Content must drive engagement—a truism underscored more and more as businesses and customers embrace digital more fully.
Words are necessary to convey a message, but too many can bog down the experience. You have only three seconds to grab someone's attention, so don't lock your storytelling away behind large blocks of text.
People are bombarded with so much information that the opportunity to engage them with words is fleeting at best. Still with me? Great! Because the point is this: Visual, interactive design is increasingly important for marketers looking to make the most of the moment. Interactive content is one of the most-shared content formats by B2B buyers.
For marketers to communicate best, they need to get designers involved in campaign strategy at the earliest stages.
Designers are strategic thinkers who understand how important visual design is to communicate a story effectively. They bring a novel perspective. Lean on them early and often, because good design leads to content that not only engages but also elicits an emotional response.
When Marketing and Creative work closely together from the onset, all parties get a better understanding of the customer's pain points, and the campaign itself drives better outcomes.
Here's how collaboration with designers early in the process creates truly engaging digital storytelling.
Creating a Digital Experience Efficiently
A smooth creative process and better design thinking require creatives and Marketing to get on the same page early on.

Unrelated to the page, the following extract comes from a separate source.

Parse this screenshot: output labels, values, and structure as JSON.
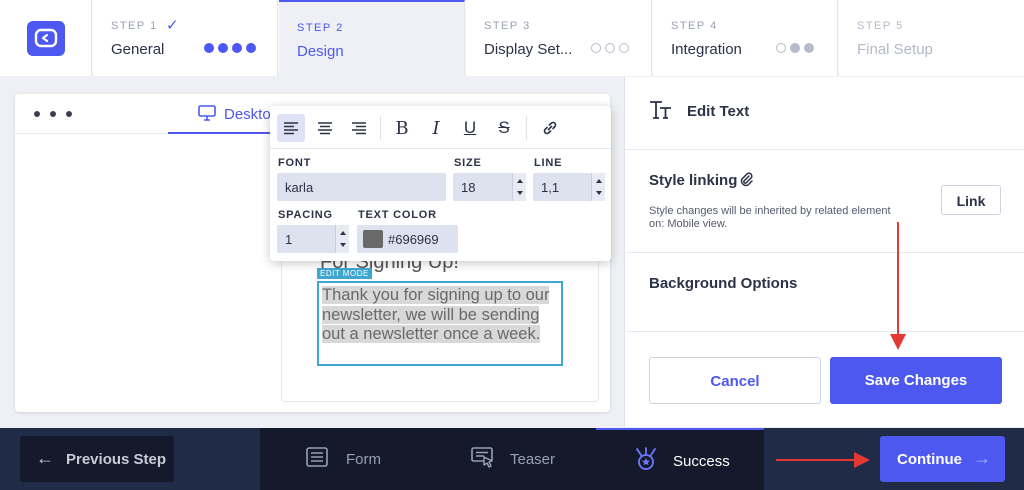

Designers want to have deeper conversations with anyone involved in a project to challenge concepts and ask questions that otherwise might not be asked. Marketing wants to cover all bases, whether branding considerations or hypotheses backed up by user data.

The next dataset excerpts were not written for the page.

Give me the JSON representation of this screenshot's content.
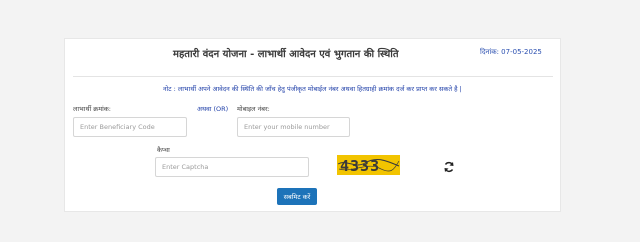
{
  "header": {
    "title": "महतारी वंदन योजना - लाभार्थी आवेदन एवं भुगतान की स्थिति",
    "date": "दिनांक: 07-05-2025"
  },
  "note": "नोट : लाभार्थी अपने आवेदन की स्थिति की जाँच हेतु पंजीकृत मोबाईल नंबर अथवा हितग्राही क्रमांक दर्ज कर प्राप्त कर सकते है |",
  "form": {
    "beneficiary_label": "लाभार्थी क्रमांक:",
    "beneficiary_placeholder": "Enter Beneficiary Code",
    "or_text": "अथवा (OR)",
    "mobile_label": "मोबाइल नंबर:",
    "mobile_placeholder": "Enter your mobile number",
    "captcha_label": "कैप्चा",
    "captcha_placeholder": "Enter Captcha",
    "captcha_text": "4333",
    "submit_label": "सबमिट करें"
  },
  "icons": {
    "refresh": "refresh-icon"
  },
  "colors": {
    "primary_button": "#1d73b9",
    "note_text": "#1f3fa8",
    "captcha_background": "#f2c400"
  }
}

A creative brief allows them to get on the same page—literally. The brief outlines goals, provides background, and references related content or inspiration. It also includes a host of considerations, including what the primary objective of the content is, how it will build the brand, what message it will communicate, and who the stakeholders and audience are.
A creative brief allows designers to have some early input into the strategy behind the effort and opens the door to more meaningful discoveries.
Getting a Better Understanding of the Customer's Needs
Designers like to get their hands dirty, too.
Designers can hear about customer pain points from the marketing team, or they can spend time understanding those pains themselves. Designers get a more holistic view of what problems the customer is trying to solve, and their input can also help drive effective solutions.
Designers may not be writing the language of the campaign itself (and the words are important), but their early involvement may spark ideas for visually conveying a solution to a problem. Visuals drive engagement!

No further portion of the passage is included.